The recursive call could be a problem: It can fill the stack and send a StackOverflowError
, but the compiler is “smart enough” to optimize the Tail recursion into a classic iteration.
The takeWhile
method “doesn’t seem really functional” because it is using state but the important part is: the state is kept locally, the function is still pure, without side effect. A “more functional” implementation could look like that:
def takeWhile(f: A => Boolean): List[A]= {
@tailrec
def go(list: List[A], acc: List[A]): List[A] = {
list match { // use pattern matching
case x :: xs if f(x) => go(xs, x :: acc)
case _ => acc
}
}
go(this, List()).reverse
}
The implementation of these two “similar” functions are very different because List
is designed as a linked list. Given its implementation keep the first item or the last item are two different things. For the takeWhile
and it is necessary to re-create the list, in this example when calling the reverse
method.
There are two metrics to take into account:
- the memory footprint: it is the memory used by the particular function
- the cyclomatic complexity: it is a quantitative measure of the number of linearly independent paths through a function’s source code.

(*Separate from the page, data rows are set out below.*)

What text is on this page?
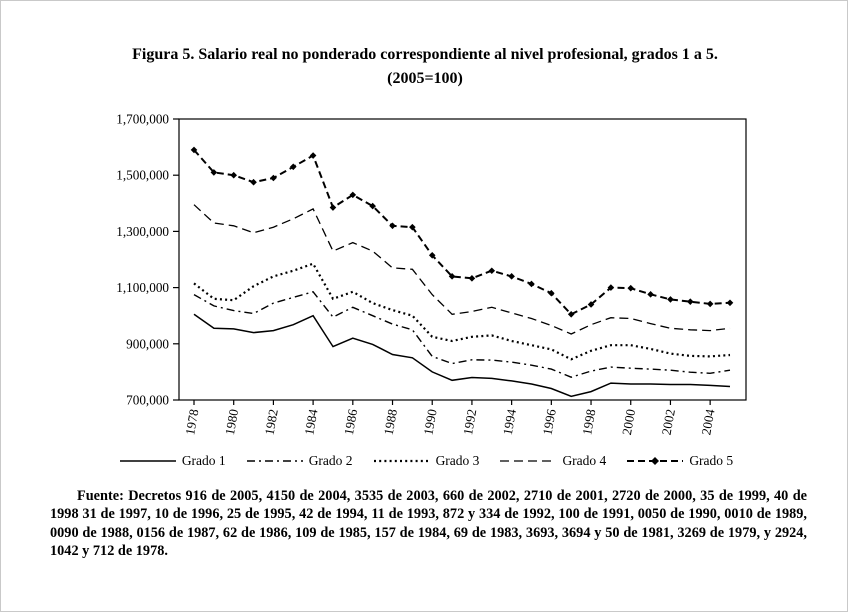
Figura 5. Salario real no ponderado correspondiente al nivel profesional, grados 1 a 5.
(2005=100)
700,000
900,000
1,100,000
1,300,000
1,500,000
1,700,000
1978 1980 1982 1984 1986 1988 1990 1992 1994 1996 1998 2000 2002 2004
Grado 1	Grado 2	Grado 3	Grado 4	Grado 5
Fuente: Decretos 916 de 2005, 4150 de 2004, 3535 de 2003, 660 de 2002, 2710 de 2001, 2720 de 2000, 35 de 1999, 40 de 1998 31 de 1997, 10 de 1996, 25 de 1995, 42 de 1994, 11 de 1993, 872 y 334 de 1992, 100 de 1991, 0050 de 1990, 0010 de 1989, 0090 de 1988, 0156 de 1987, 62 de 1986, 109 de 1985, 157 de 1984, 69 de 1983, 3693, 3694 y 50 de 1981, 3269 de 1979, y 2924, 1042 y 712 de 1978.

For a given list of n element, p element must be removed:
memory footprint | cyclomatic complexity | |
---|---|---|
dropWhile | n | p |
takeWhile (using recursion) | 2n + p | 2p |
takeWhile (using local state) | n + p | p |
In this case, the memory footprint is less relevant since only the references are copied but the execution time deserves to be measured. I created a small benchmark to compare the execution time of the software. I used a list of 100000 integers as input and tried to get the first 1, 50000 and 100000 elements. The simulation was run 10000 times, here are the results:
elements taken | 1 | 50 000 | 100 000 |
---|---|---|---|
takeWhile using recursion (in milliseconds) | 11 | 5436 | 13694 |
takeWhile using local state (in milliseconds) | 11 | 4182 | 8699 |
As expected, the version used in the core library is faster than mine.
For core method like dropWhile
optimization is important. The question is should I do it in my code? There is no clear answer to that but I try to follow this methodology by Donald Knuth
I prematurely optimize my code only if those conditions are fulfilled unless I will first measure and act if the product is slow:
- the optimization is straightforward: don’t spend too much time on a function that might not even be critical
- the refactoring doesn’t hurt the readability: if the code is fast but cannot be maintained, your product is dead
- the performance gain is significant: like reducing
n²
ton log(n)
A few bad example using mutable state
The mutable state in Scala is really powerful
with great power comes great responsibility
Use that power with care, you can create side effect
class Mutable {
def addTwoToAll(list: ListBuffer[Int]): List[Int]= {
list.map(_ + 2).toList
}
def main(args: Array[String]): Unit = {
val list = ListBuffer(1, 2)
print(addTwoToAll(list)) // will print List(3, 4)
print(addTwoToAll(list)) // will print List(5, 6) Ouuups
}
}
Every input and output structures should be immutable to avoid that kind of situation.
class Mutable {
var numberOfCall = 0
def called: Int= {
numberOfCall = numberOfCall + 1
numberOfCall
}
def main(args: Array[String]): Unit = {
print(called) // will print 1
print(called) // will print 2 Ouuups
}
}
Don’t modify an attribute of an object. Create a new object with the new value for the attribute.